L’année dernière, nos actions de prévention et de formation ont concerné 1 200 personnes, auxquelles peuvent être ajoutés les 1 800 étudiants montpelliérains auprès desquels nous avons mené une enquête sur la prostitution en milieu étudiant et dont les résultats seront publiés prochainement.

Nous souffrons beaucoup, en particulier les travailleurs sociaux, de la réduction de nos moyens ces dernières années – que ce soit les subventions ou la dotation globale de fonctionnement pour le financement des CHRS –, alors même que les coûts augmentent. Trois CHRS en particulier sont en situation de grande fragilité, à Lyon, en Seine-Saint-Denis et à Montpellier.

Notre accompagnement des personnes prostituées est à la fois généraliste et spécifique. Généraliste car il concerne l’accès au droit commun, en matière de logement, de santé, d’emploi, et la lutte contre la précarité et la misère.

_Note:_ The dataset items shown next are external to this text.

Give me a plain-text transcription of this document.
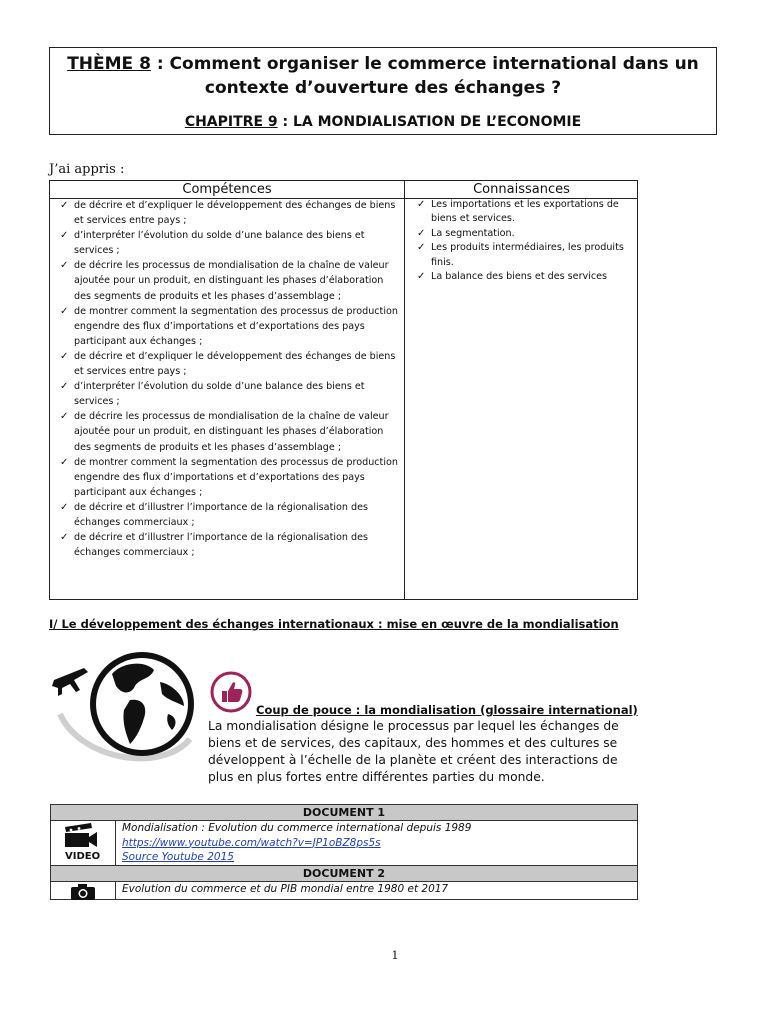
THÈME 8 : Comment organiser le commerce international dans un contexte d’ouverture des échanges ?
CHAPITRE 9 : LA MONDIALISATION DE L’ECONOMIE
J’ai appris :
Compétences	Connaissances
✓ de décrire et d’expliquer le développement des échanges de biens et services entre pays ;
✓ d’interpréter l’évolution du solde d’une balance des biens et services ;
✓ de décrire les processus de mondialisation de la chaîne de valeur ajoutée pour un produit, en distinguant les phases d’élaboration des segments de produits et les phases d’assemblage ;
✓ de montrer comment la segmentation des processus de production engendre des flux d’importations et d’exportations des pays participant aux échanges ;
✓ de décrire et d’expliquer le développement des échanges de biens et services entre pays ;
✓ d’interpréter l’évolution du solde d’une balance des biens et services ;
✓ de décrire les processus de mondialisation de la chaîne de valeur ajoutée pour un produit, en distinguant les phases d’élaboration des segments de produits et les phases d’assemblage ;
✓ de montrer comment la segmentation des processus de production engendre des flux d’importations et d’exportations des pays participant aux échanges ;
✓ de décrire et d’illustrer l’importance de la régionalisation des échanges commerciaux ;
✓ de décrire et d’illustrer l’importance de la régionalisation des échanges commerciaux ;
✓ Les importations et les exportations de biens et services.
✓ La segmentation.
✓ Les produits intermédiaires, les produits finis.
✓ La balance des biens et des services
I/ Le développement des échanges internationaux : mise en œuvre de la mondialisation
Coup de pouce : la mondialisation (glossaire international)
La mondialisation désigne le processus par lequel les échanges de biens et de services, des capitaux, des hommes et des cultures se développent à l’échelle de la planète et créent des interactions de plus en plus fortes entre différentes parties du monde.
DOCUMENT 1
VIDEO
Mondialisation : Evolution du commerce international depuis 1989
https://www.youtube.com/watch?v=JP1oBZ8ps5s
Source Youtube 2015
DOCUMENT 2
Evolution du commerce et du PIB mondial entre 1980 et 2017
1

Spécifique car il s’adresse à des personnes en situation de prostitution, laquelle constitue à nos yeux une violence dont les conséquences sur la santé et la vie des personnes sont très graves. Il faut prendre acte de cette spécificité pour pouvoir réellement aider les personnes à reprendre en main leur vie, à retrouver leur autonomie, à se reconstruire. Ces actions d’accompagnement s’inscrivent forcément dans la durée et elles pèsent sur le coût des places, ce qui n’est pas toujours bien compris par le financeur. J’ajoute que nous avons aussi une obligation de protection de ces personnes. En accompagnant les personnes prostituées, en recueillant le récit de leur vie, nous comprenons le processus qui a conduit à les fragiliser et à les faire tomber sous la coupe de proxénètes.

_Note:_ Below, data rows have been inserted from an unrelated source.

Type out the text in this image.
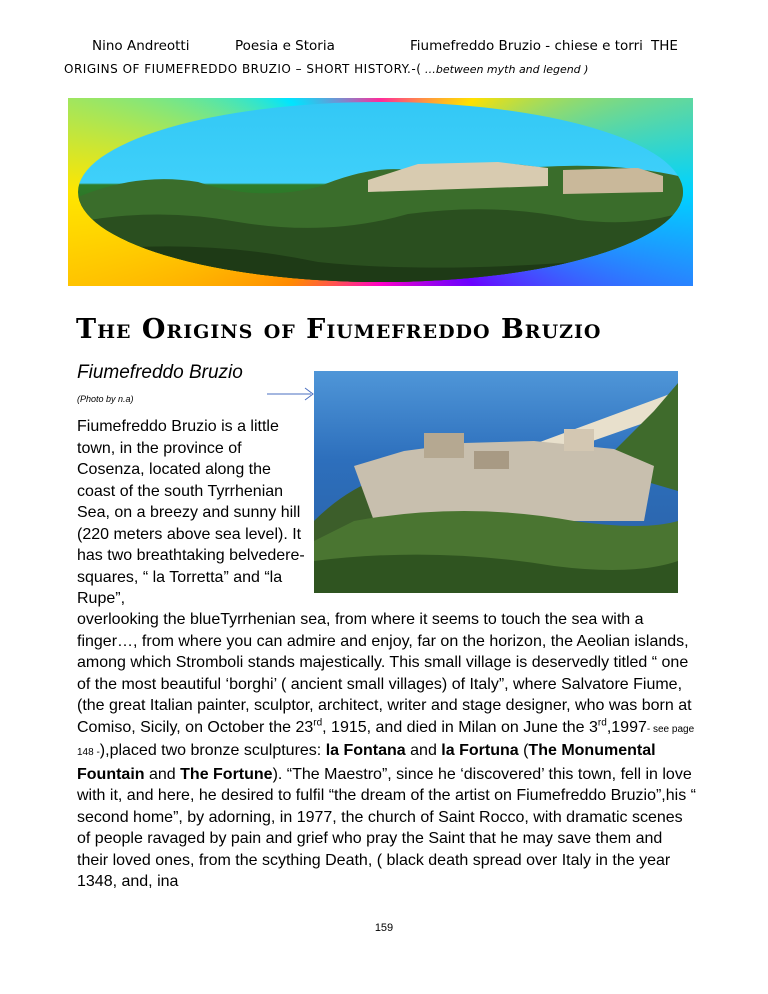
Nino Andreotti	Poesia e Storia	Fiumefreddo Bruzio - chiese e torri THE
ORIGINS OF FIUMEFREDDO BRUZIO – SHORT HISTORY.-( …between myth and legend )
The Origins of Fiumefreddo Bruzio
Fiumefreddo Bruzio
(Photo by n.a)
Fiumefreddo Bruzio is a little town, in the province of Cosenza, located along the coast of the south Tyrrhenian Sea, on a breezy and sunny hill (220 meters above sea level). It has two breathtaking belvedere-squares, “ la Torretta” and “la Rupe”,

overlooking the blueTyrrhenian sea, from where it seems to touch the sea with a finger…, from where you can admire and enjoy, far on the horizon, the Aeolian islands, among which Stromboli stands majestically. This small village is deservedly titled “ one of the most beautiful ‘borghi’ ( ancient small villages) of Italy”, where Salvatore Fiume, (the great Italian painter, sculptor, architect, writer and stage designer, who was born at Comiso, Sicily, on October the 23rd, 1915, and died in Milan on June the 3rd,1997- see page 148 -),placed two bronze sculptures: la Fontana and la Fortuna (The Monumental Fountain and The Fortune). “The Maestro”, since he ‘discovered’ this town, fell in love with it, and here, he desired to fulfil “the dream of the artist on Fiumefreddo Bruzio”,his “ second home”, by adorning, in 1977, the church of Saint Rocco, with dramatic scenes of people ravaged by pain and grief who pray the Saint that he may save them and their loved ones, from the scything Death, ( black death spread over Italy in the year 1348, and, ina

159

Depuis deux ou trois ans, l’Amicale du Nid a inscrit dans ses statuts la possibilité d’accompagner les personnes prostituées adultes et mineures. Nous constatons en effet qu’un grand nombre de mineurs se prostituent. Cette problématique impose d’intervenir de toute urgence, mais nos moyens financiers ne nous le permettent pas à l’heure actuelle. La lutte contre la prostitution est indissociable de la politique de prévention et de protection de l’enfance. Très souvent, les personnes prostituées ont connu dans leur enfance et leur adolescence des violences de toutes sortes – psychologiques, physiques et sexuelles, dont l’inceste. Or nous le savons : les violences subies dans l’enfance peuvent produire à la fois des victimes et des agresseurs. Il s’agit d’un problème très important.

Il y a un an et demi, l’Amicale du Nid a révisé son projet associatif pour demander une politique abolitionniste renforcée, passant notamment par la pénalisation des clients ou des prostitueurs. À nos yeux, la prostitution est une violence de genre produite par la domination masculine et l’argent.

Ce moment est pour nous historique car, après le rapport de Mme Bousquet et M. Geoffroy, après le vote à l’unanimité par l’Assemblée nationale de la résolution rappelant l’exigence abolitionniste, votre proposition de loi, équilibrée, sera bientôt discutée au Parlement. En luttant contre le système prostitutionnel, elle permettra à la société de dire non à ce que j’appelle les « viols marchandisés », à dire non à la chosification des personnes.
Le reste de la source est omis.